The Australian Building and Construction Commission (ABCC) legislation was the trigger for the July 2 double dissolution election. Turnbull made the play with two aims in mind: hoping to use the double dissolution to clean out the crossbench in the Senate, while pushing a piece of anti-worker legislation designed to make it more difficult for construction workers to organise.
The ABCC has been part of the Liberals platform of attacking unions and construction workers for a number of years. When John Howard introduced the ABCC alongside the hated Workchoices laws in 2005, the number of deaths in the construction industry spiked. Prior to that deaths in the industry had been falling at a steady rate.
Now Turnbull wants to revive the ABCC, along with the Registered Organisations Bill, under the guise of improving productivity. Turnbull and the Coalition have used an Independent Economics report to claim that the ABCC improved productivity by 20%. Those conclusions have been discredited, with the 2014 Productivity Commission report saying the evidence for increased productivity due to the ABCC was weak.

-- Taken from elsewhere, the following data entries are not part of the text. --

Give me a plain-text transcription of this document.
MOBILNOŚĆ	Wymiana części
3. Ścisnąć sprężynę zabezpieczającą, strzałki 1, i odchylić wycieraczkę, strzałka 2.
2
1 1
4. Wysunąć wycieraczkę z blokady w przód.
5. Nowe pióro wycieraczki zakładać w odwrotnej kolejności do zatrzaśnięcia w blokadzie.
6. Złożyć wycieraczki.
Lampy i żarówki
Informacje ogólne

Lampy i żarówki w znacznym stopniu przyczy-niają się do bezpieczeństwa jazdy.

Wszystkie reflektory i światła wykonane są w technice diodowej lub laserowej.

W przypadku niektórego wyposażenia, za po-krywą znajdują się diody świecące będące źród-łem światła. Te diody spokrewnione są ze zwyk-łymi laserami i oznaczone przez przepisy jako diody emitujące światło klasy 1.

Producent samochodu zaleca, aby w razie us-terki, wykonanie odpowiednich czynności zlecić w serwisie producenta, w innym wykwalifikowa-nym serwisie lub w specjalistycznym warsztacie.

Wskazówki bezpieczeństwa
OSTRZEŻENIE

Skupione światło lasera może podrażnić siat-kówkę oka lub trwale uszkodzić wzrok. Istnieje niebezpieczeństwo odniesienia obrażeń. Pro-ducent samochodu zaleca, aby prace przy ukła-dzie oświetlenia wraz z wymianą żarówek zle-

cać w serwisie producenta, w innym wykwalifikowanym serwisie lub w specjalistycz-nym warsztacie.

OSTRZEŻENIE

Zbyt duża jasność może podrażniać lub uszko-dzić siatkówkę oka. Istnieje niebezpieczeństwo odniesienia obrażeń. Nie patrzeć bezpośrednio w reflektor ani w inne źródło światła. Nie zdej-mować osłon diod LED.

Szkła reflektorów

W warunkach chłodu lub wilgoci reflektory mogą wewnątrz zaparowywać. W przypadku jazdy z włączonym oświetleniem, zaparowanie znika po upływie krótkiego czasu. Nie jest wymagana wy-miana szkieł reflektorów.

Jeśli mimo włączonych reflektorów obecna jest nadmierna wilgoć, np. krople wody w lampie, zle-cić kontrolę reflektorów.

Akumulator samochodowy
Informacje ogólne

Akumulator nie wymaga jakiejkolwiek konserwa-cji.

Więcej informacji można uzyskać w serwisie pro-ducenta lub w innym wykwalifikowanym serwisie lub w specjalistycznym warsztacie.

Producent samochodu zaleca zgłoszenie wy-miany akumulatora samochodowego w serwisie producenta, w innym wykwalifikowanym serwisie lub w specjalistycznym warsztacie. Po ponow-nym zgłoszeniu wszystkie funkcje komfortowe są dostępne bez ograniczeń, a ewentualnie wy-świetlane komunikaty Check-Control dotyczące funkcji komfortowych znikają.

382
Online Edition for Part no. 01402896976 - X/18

The Coalition also claim that industrial disputes increased after Labor transferred most of the ABCC’s powers to Fair Work Building and Construction (FWBC). This too is highly questionable with industrial action at historic lows and ABS data showing no link. In contrast the evidence linking the ABCC to deaths in the construction industry is much stronger. It’s clear that Turnbull is acting in the interests of his big business backers and has no regard for those that work in the sector.
If reintroduced the ABCC would have special powers over workers in the construction industry that don’t apply to any other sectors of the workforce. Workers could be subject to compulsory interrogations, they wouldn’t have the right to silence or to choose a lawyer, and could be imprisoned and fined for refusing to comply.
The laws would mean that workers could not even tell their family if they had been interrogated. Criminals have more rights.
The proposed new laws also seek to broaden the ABCC’s scope to transport workers delivering to construction sites and manufacturers producing building materials, as well as further limiting the right to strike.
The Registered Organisation Bill has already been voted down by the Senate twice, and similarly it too is designed to make union organisation more difficult. It increases civil penalties and introduces criminal liability for union officials.
It is expected that a number of proposals from the Royal Commission into trade unions will be included in future versions of the bill. While ostensibly aimed at union corruption this bill does little in that regard. While Turnbull waxes lyrical about corruption in the trade union movement he has very little to say about corporate corruption or the obscene wealth being hidden offshore by the super wealthy.
The ABCC and the Registered Organisation Bill form part of a broader attack by the Coalition on the trade union movement. The government sees the construction unions as the backbone of the movement and one of the last vestiges of militancy. They are a target as they have historically set an example about how best to fight for better working conditions.
At the same time with the mining boom essentially over, construction and investment in property are some of the only sectors propping the Australian economy up. The government and the big businesses they represent hope that by reducing the effectiveness of the unions, profits can increase at the expense of wages and conditions and profiteering off property can be prolonged.
Clearly it is in the interests of all workers to oppose the ABCC. If the government gets away with attacking the most militant section of the class it will only give them confidence to then target other sections.
It is understandable that people will want to vote the Liberals out on this basis. The problem is that workers are currently without a genuine alternative. Labor’s FWBC retained all the coercive powers of the ABCC under a sunset clause (extended by the Liberals). Under Labor it was also still illegal for workers to strike outside of protected action periods.
The trade union movement needs to demand that all anti-worker laws, whether introduced by the Liberals or Labor, are repealed. With no major party currently prepared commit to that the trade union movement should set about the task of creating its own political organisation. Alongside the unions themselves such an organisation would give workers the tools necessary to not only defend our rights but to turn the tide against wealth inequality and big business rule.